At PNNL, Mr. Siefken played a pivotal role in various domestic and international non-proliferation training initiatives and physical security-related programs within the National Security Directorate. Notably, his expertise extended to the global stage, where he implemented multifaceted nuclear/radiological safeguards, border security, and other capacity-building programs. His efforts took him to over 40 countries, reflecting his extensive international engagement.

Throughout his distinguished military and DOE careers, Rob Siefken demonstrated exemplary leadership qualities and orchestrated the successful execution of critical missions.
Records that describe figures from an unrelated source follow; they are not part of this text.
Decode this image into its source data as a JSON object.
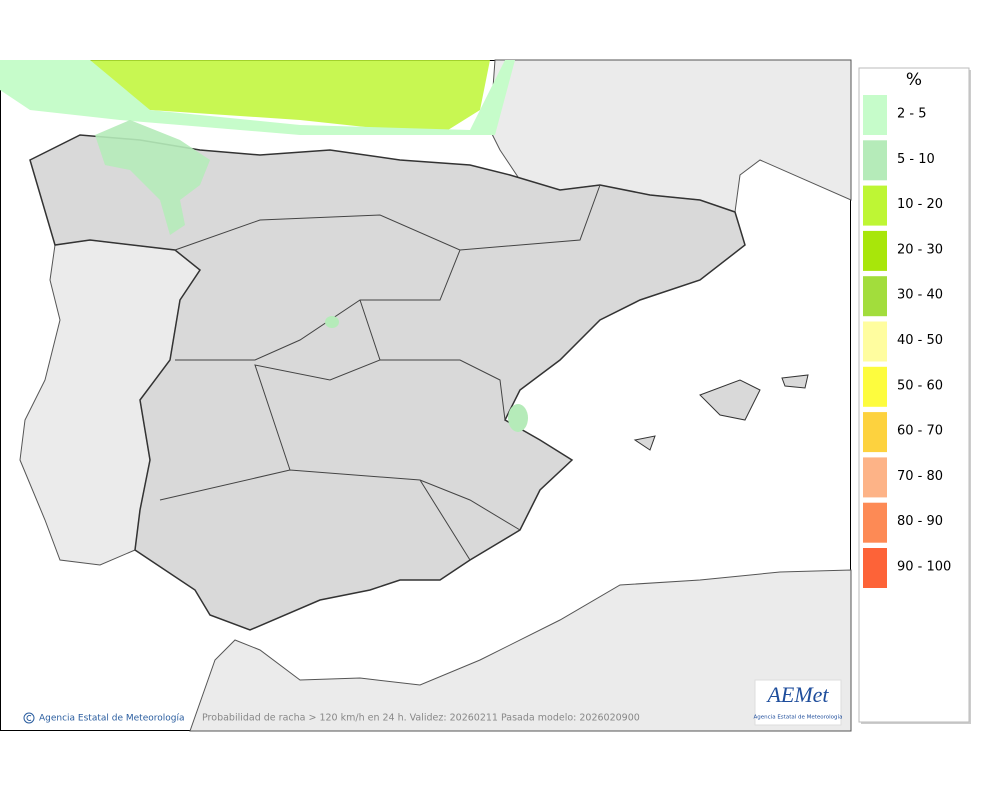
{
  "legend": {
    "title": "%",
    "items": [
      {
        "label": "2 - 5",
        "color": "#c6fcca"
      },
      {
        "label": "5 - 10",
        "color": "#b5ebb9"
      },
      {
        "label": "10 - 20",
        "color": "#bef634"
      },
      {
        "label": "20 - 30",
        "color": "#a8e60a"
      },
      {
        "label": "30 - 40",
        "color": "#a2dd3c"
      },
      {
        "label": "40 - 50",
        "color": "#fffd9f"
      },
      {
        "label": "50 - 60",
        "color": "#fdfc3e"
      },
      {
        "label": "60 - 70",
        "color": "#fdd23e"
      },
      {
        "label": "70 - 80",
        "color": "#fdb387"
      },
      {
        "label": "80 - 90",
        "color": "#fd8a55"
      },
      {
        "label": "90 - 100",
        "color": "#fd6338"
      }
    ]
  },
  "footer": {
    "credit": "Agencia Estatal de Meteorología",
    "caption": "Probabilidad de racha > 120 km/h en 24 h. Validez: 20260211 Pasada modelo: 2026020900"
  },
  "logo": {
    "name": "AEMet",
    "subtitle": "Agencia Estatal de Meteorología"
  }
}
His contributions extended to the development, delivery, management, and mentorship of training staff and programs, affirming his profound expertise in these domains.

Rob Siefken’s exceptional journey, marked by unwavering commitment and outstanding achievements, continues to shape and elevate the fields of safeguards, security, training, and operational excellence, making him a respected figure within the industry.

Sofia WeirPierin

Physical Security Analyst, The Electricity Information Sharing Analysis Center North American Electric Reliability Corporation


The VISA Risk Management Tool and Methodology for Physical Security

Abstract: This talk focuses on NERC and E-ISAC’s recommended risk management tool for determining physical security upgrades. The well documented output from this discussion-based analysis gives the risk manager the ability to make an informed, risk-based decision on security upgrades and justification on where they must accept risk. The presentation will cover what the VISA process is, and what we have learned through delivering this workshop over 20 times throughout the North American grid.

Bio: Currently, Sofia is a physical security analyst at the Electricity Information Sharing and Analysis Center (E-ISAC), where she provides high-quality, timely, reliable analysis and context regarding physical security and industry trends, emerging tactics, techniques, procedures, and relevant threat actor behaviors.

Sofia has degrees in Mechanical and Energy Engineering (B.S., University of North Texas) and Energy Policy and Climate (M.S., Johns Hopkins University) with a focus on the power sector and the impacts of policy decisions on energy security and grid reliability. Prior to working at the E-ISAC, Sofia served as operations manager for a commercial construction firm. This work was followed by a year of service in the federal government during which she worked in facilities management at the National Agricultural Library (USDA) and the Supreme Court Building and Grounds (Architect of the Capitol).